One of, if not the top priority for health ought to be to reduce health inequalities by the redistribution of resources to those with greatest health needs and to take into account the damage of market rewards where those whose needs are greatest present the greatest challenge to efficient provision.
Despite the rhetoric the emphasis is all about choice of provider, for which there is little evidence of public enthusiasm and absolutely no evidence of any relationship with quality of clinical outcome. One has to assume that this is simply a means of diverting patients to the private sector. My patients today who came to discuss whether to start insulin or continue chemotherapy had far more important choices to discuss than where to be treated.
Patient centred Vs patient led
The two terms are used interchangeably in the white paper. Patient centred healthcare was part of my medical curriculum in the early 90’s, it has helped make enormous improvements in doctor-patient communication even though it remains too often merely an aspiration. Patient led healthcare is political confusion, akin to letting the lunatics run the asylum.
Effective healthcare is a partnership; patient centred and physician guided with shared decision-making.

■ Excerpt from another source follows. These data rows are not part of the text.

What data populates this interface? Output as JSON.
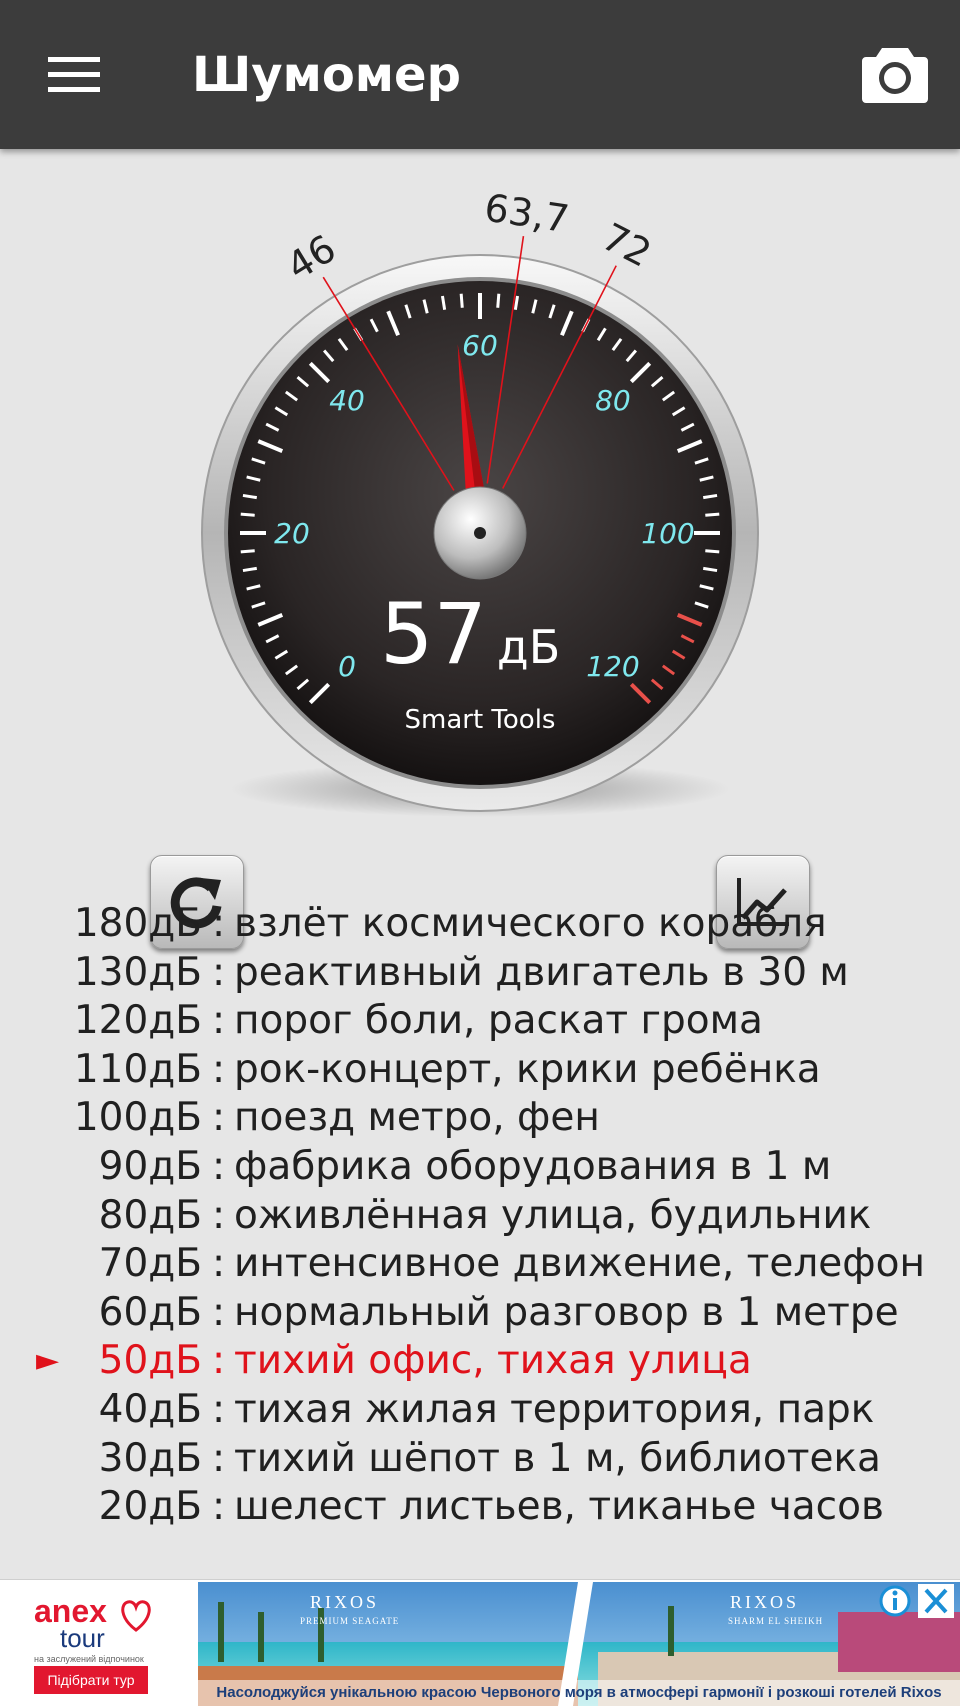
{
  "app": {
    "title": "Шумомер"
  },
  "icons": {
    "menu": "menu-icon",
    "camera": "camera-icon",
    "reset": "refresh-icon",
    "chart": "line-chart-icon",
    "selected_row": "arrow-right-icon"
  },
  "colors": {
    "appbar": "#3c3c3c",
    "background": "#e6e6e6",
    "tick_labels": "#7fe8ee",
    "needle": "#e0121b",
    "selected_row": "#e0121b",
    "danger_ticks": "#e8504a"
  },
  "gauge": {
    "scale_labels": [
      "0",
      "20",
      "40",
      "60",
      "80",
      "100",
      "120"
    ],
    "scale_min": 0,
    "scale_max": 120,
    "current_value": 57,
    "value_text": "57",
    "unit": "дБ",
    "brand": "Smart Tools",
    "markers": [
      {
        "label": "46",
        "value": 46
      },
      {
        "label": "63,7",
        "value": 63.7
      },
      {
        "label": "72",
        "value": 72
      }
    ]
  },
  "reference": [
    {
      "level": "180дБ",
      "desc": "взлёт космического корабля"
    },
    {
      "level": "130дБ",
      "desc": "реактивный двигатель в 30 м"
    },
    {
      "level": "120дБ",
      "desc": "порог боли, раскат грома"
    },
    {
      "level": "110дБ",
      "desc": "рок-концерт, крики ребёнка"
    },
    {
      "level": "100дБ",
      "desc": "поезд метро, фен"
    },
    {
      "level": "90дБ",
      "desc": "фабрика оборудования в 1 м"
    },
    {
      "level": "80дБ",
      "desc": "оживлённая улица, будильник"
    },
    {
      "level": "70дБ",
      "desc": "интенсивное движение, телефон"
    },
    {
      "level": "60дБ",
      "desc": "нормальный разговор в 1 метре"
    },
    {
      "level": "50дБ",
      "desc": "тихий офис, тихая улица",
      "selected": true
    },
    {
      "level": "40дБ",
      "desc": "тихая жилая территория, парк"
    },
    {
      "level": "30дБ",
      "desc": "тихий шёпот в 1 м, библиотека"
    },
    {
      "level": "20дБ",
      "desc": "шелест листьев, тиканье часов"
    }
  ],
  "ad": {
    "brand_anex": "anex",
    "brand_tour": "tour",
    "tagline": "на заслужений відпочинок",
    "cta": "Підібрати тур",
    "hotel_1": "RIXOS",
    "hotel_1_sub": "PREMIUM SEAGATE",
    "hotel_2": "RIXOS",
    "hotel_2_sub": "SHARM EL SHEIKH",
    "caption": "Насолоджуйся унікальною красою Червоного моря в атмосфері гармонії і розкоші готелей Rixos"
  }
}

It’s near impossible for GPs within a single PCT to work together, and yet consortia of 500-600 GPs are expected to joint commission across areas of extremes of social and ethnic diversity and health and economic inequality, e.g. three soon to be abolished PCTs: City & Hackney, Tower Hamlets and Newham, would have to be combined.
GP fundholding widened inequalities between practices because entrepreneurs profited and the less business savvy lost out; it seems likely the these inequalities could be increased in proportion to the enormous difference in scale proposed by GP commissioning. The government’s own Health Committee published a highly critical report about commissioning in March this year, which raised very serious concerns about the poor value for money; scaled up to the level now proposed is fiscally irresponsible.

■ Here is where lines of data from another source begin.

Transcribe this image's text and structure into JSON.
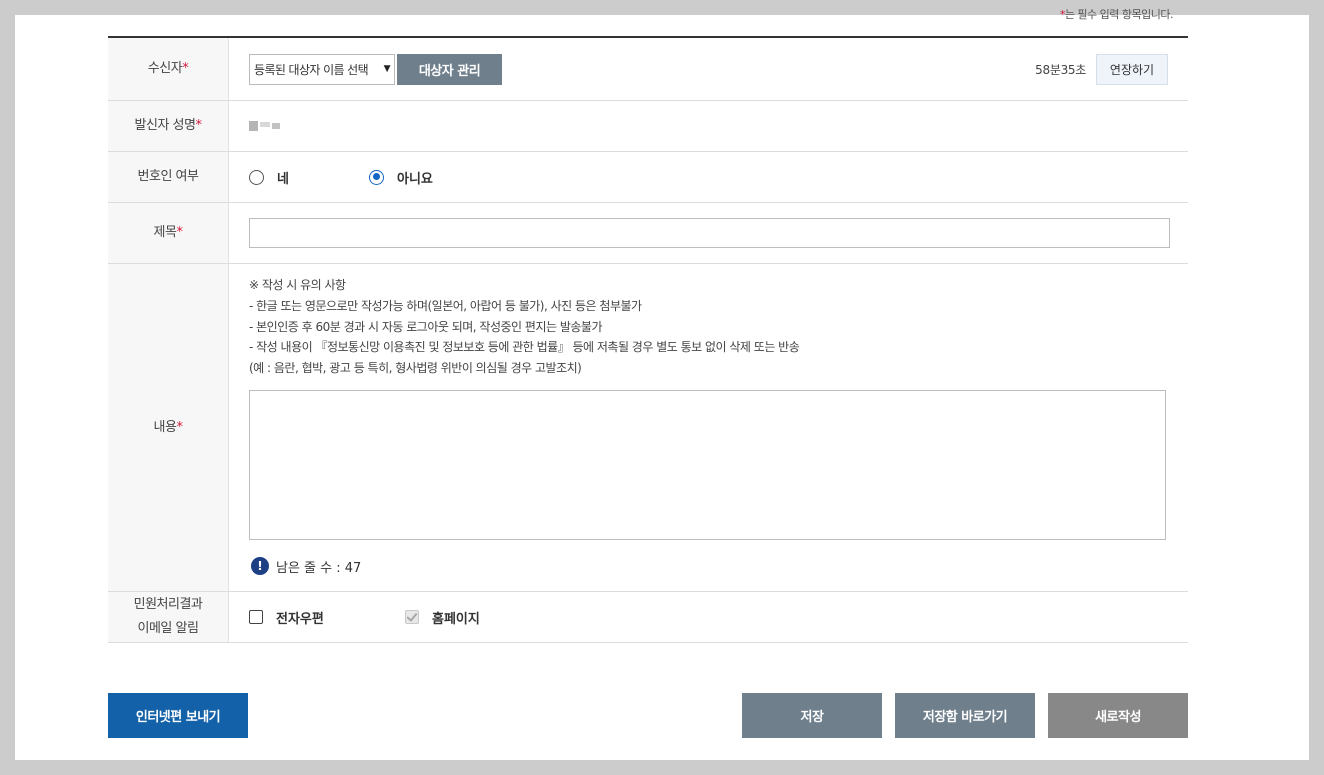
{
  "required_note": {
    "star": "*",
    "text": "는 필수 입력 항목입니다."
  },
  "recipient": {
    "label": "수신자",
    "select_value": "등록된 대상자 이름 선택",
    "manage_button": "대상자 관리",
    "timer": "58분35초",
    "extend_button": "연장하기"
  },
  "sender": {
    "label": "발신자 성명"
  },
  "lawyer": {
    "label": "번호인 여부",
    "options": [
      "네",
      "아니요"
    ],
    "selected": "아니요"
  },
  "subject": {
    "label": "제목",
    "value": ""
  },
  "content": {
    "label": "내용",
    "notice_lines": [
      "※ 작성 시 유의 사항",
      "- 한글 또는 영문으로만 작성가능 하며(일본어, 아랍어 등 불가), 사진 등은 첨부불가",
      "- 본인인증 후 60분 경과 시 자동 로그아웃 되며, 작성중인 편지는 발송불가",
      "- 작성 내용이 『정보통신망 이용촉진 및 정보보호 등에 관한 법률』 등에 저촉될 경우 별도 통보 없이 삭제 또는 반송",
      "(예 : 음란, 협박, 광고 등 특히, 형사법령 위반이 의심될 경우 고발조치)"
    ],
    "value": "",
    "remaining_label": "남은 줄 수 : 47"
  },
  "notify": {
    "label_line1": "민원처리결과",
    "label_line2": "이메일 알림",
    "options": [
      "전자우편",
      "홈페이지"
    ],
    "checked": [
      false,
      true
    ]
  },
  "buttons": {
    "send": "인터넷편 보내기",
    "save": "저장",
    "goto_saved": "저장함 바로가기",
    "new": "새로작성"
  },
  "colors": {
    "required_star": "#d0183a",
    "primary_button": "#1361a8",
    "secondary_button": "#6f7f8c",
    "new_button": "#888888",
    "radio_selected": "#1167c5"
  }
}
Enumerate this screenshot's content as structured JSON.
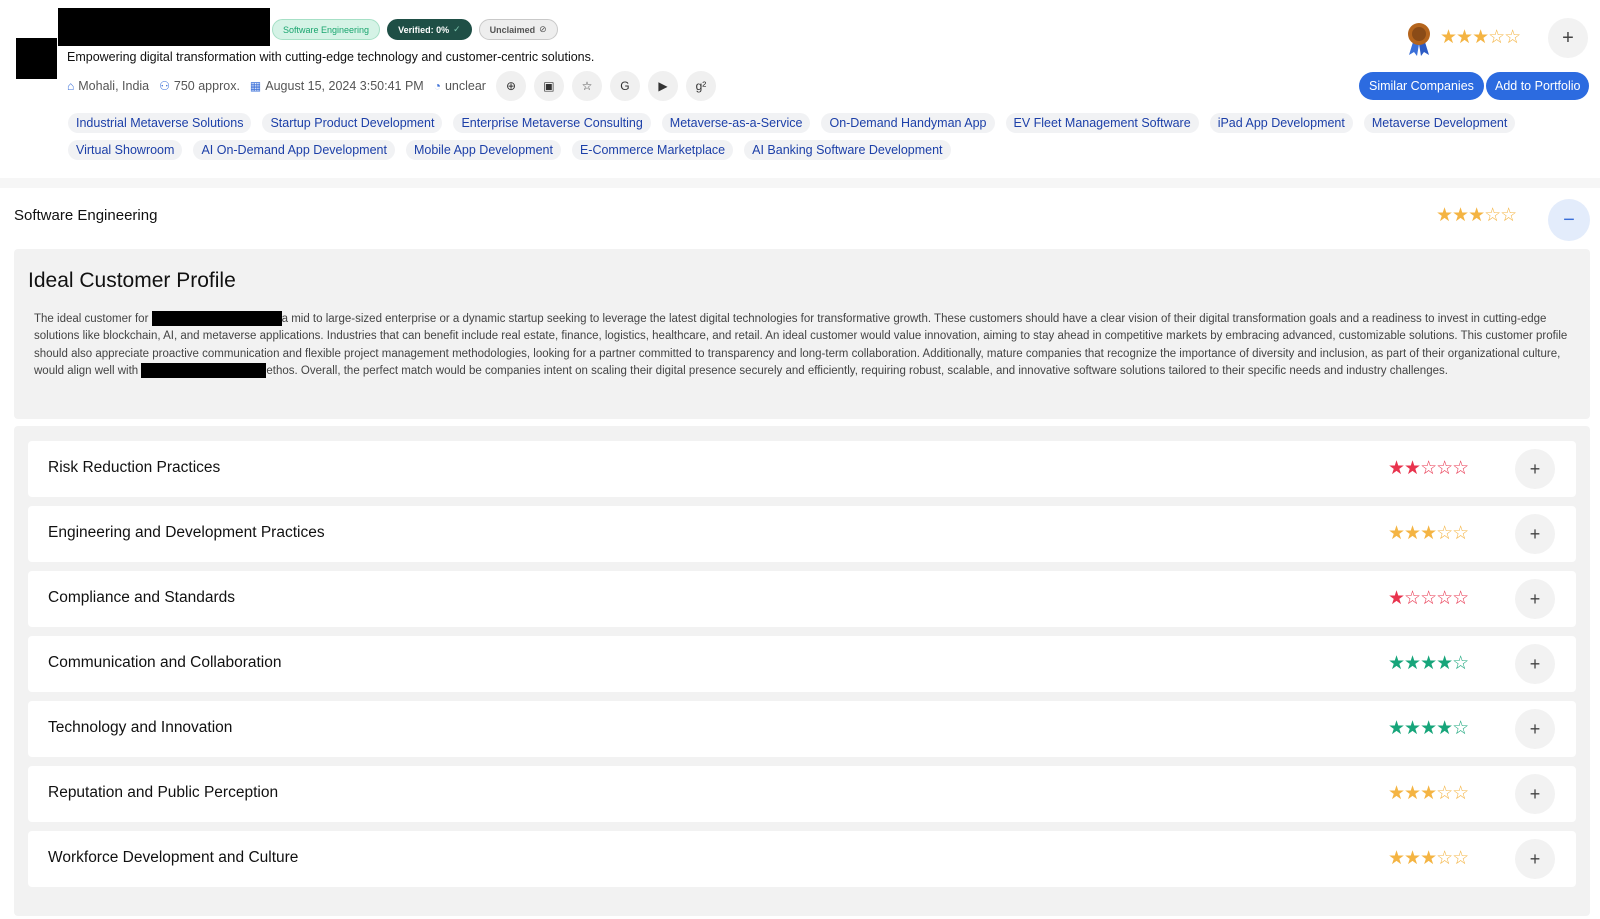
{
  "company": {
    "badges": {
      "category": "Software Engineering",
      "verified": "Verified: 0%",
      "verified_icon": "check-circle",
      "unclaimed": "Unclaimed",
      "unclaimed_icon": "check-circle"
    },
    "tagline": "Empowering digital transformation with cutting-edge technology and customer-centric solutions.",
    "meta": {
      "location": "Mohali, India",
      "employees": "750 approx.",
      "date": "August 15, 2024 3:50:41 PM",
      "status": "unclear"
    },
    "social_icons": [
      "globe-icon",
      "linkedin-icon",
      "star-icon",
      "google-icon",
      "youtube-icon",
      "clutch-icon"
    ],
    "overall_rating": 3,
    "actions": {
      "similar": "Similar Companies",
      "portfolio": "Add to Portfolio"
    },
    "tags": [
      "Industrial Metaverse Solutions",
      "Startup Product Development",
      "Enterprise Metaverse Consulting",
      "Metaverse-as-a-Service",
      "On-Demand Handyman App",
      "EV Fleet Management Software",
      "iPad App Development",
      "Metaverse Development",
      "Virtual Showroom",
      "AI On-Demand App Development",
      "Mobile App Development",
      "E-Commerce Marketplace",
      "AI Banking Software Development"
    ]
  },
  "section": {
    "title": "Software Engineering",
    "rating": 3,
    "icp": {
      "title": "Ideal Customer Profile",
      "text_part1": "The ideal customer for ",
      "text_part2": "a mid to large-sized enterprise or a dynamic startup seeking to leverage the latest digital technologies for transformative growth. These customers should have a clear vision of their digital transformation goals and a readiness to invest in cutting-edge solutions like blockchain, AI, and metaverse applications. Industries that can benefit include real estate, finance, logistics, healthcare, and retail. An ideal customer would value innovation, aiming to stay ahead in competitive markets by embracing advanced, customizable solutions. This customer profile should also appreciate proactive communication and flexible project management methodologies, looking for a partner committed to transparency and long-term collaboration. Additionally, mature companies that recognize the importance of diversity and inclusion, as part of their organizational culture, would align well with ",
      "text_part3": "ethos. Overall, the perfect match would be companies intent on scaling their digital presence securely and efficiently, requiring robust, scalable, and innovative software solutions tailored to their specific needs and industry challenges."
    },
    "categories": [
      {
        "label": "Risk Reduction Practices",
        "rating": 2,
        "color": "#e8344e"
      },
      {
        "label": "Engineering and Development Practices",
        "rating": 3,
        "color": "#f4b443"
      },
      {
        "label": "Compliance and Standards",
        "rating": 1,
        "color": "#e8344e"
      },
      {
        "label": "Communication and Collaboration",
        "rating": 4,
        "color": "#17a57a"
      },
      {
        "label": "Technology and Innovation",
        "rating": 4,
        "color": "#17a57a"
      },
      {
        "label": "Reputation and Public Perception",
        "rating": 3,
        "color": "#f4b443"
      },
      {
        "label": "Workforce Development and Culture",
        "rating": 3,
        "color": "#f4b443"
      }
    ]
  },
  "colors": {
    "accent": "#2c6be0",
    "star_gold": "#f4b443",
    "star_red": "#e8344e",
    "star_green": "#17a57a"
  }
}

Rewarding efficiency will widen health inequalities because well educated, motivated patients with uncomplicated needs that are amenable to medical solutions can be looked after efficiently and will therefore attract more resources. Complicated patients with high levels of socially determined health needs, complex medical problems, low literacy and chaotic lifestyles cannot be looked after as efficiently and will lose resources even though their needs are greatest.
This White Paper fails to address our most pressing health needs despite costing an estimated £20 billion a year to implement, its a great opportunity wasted.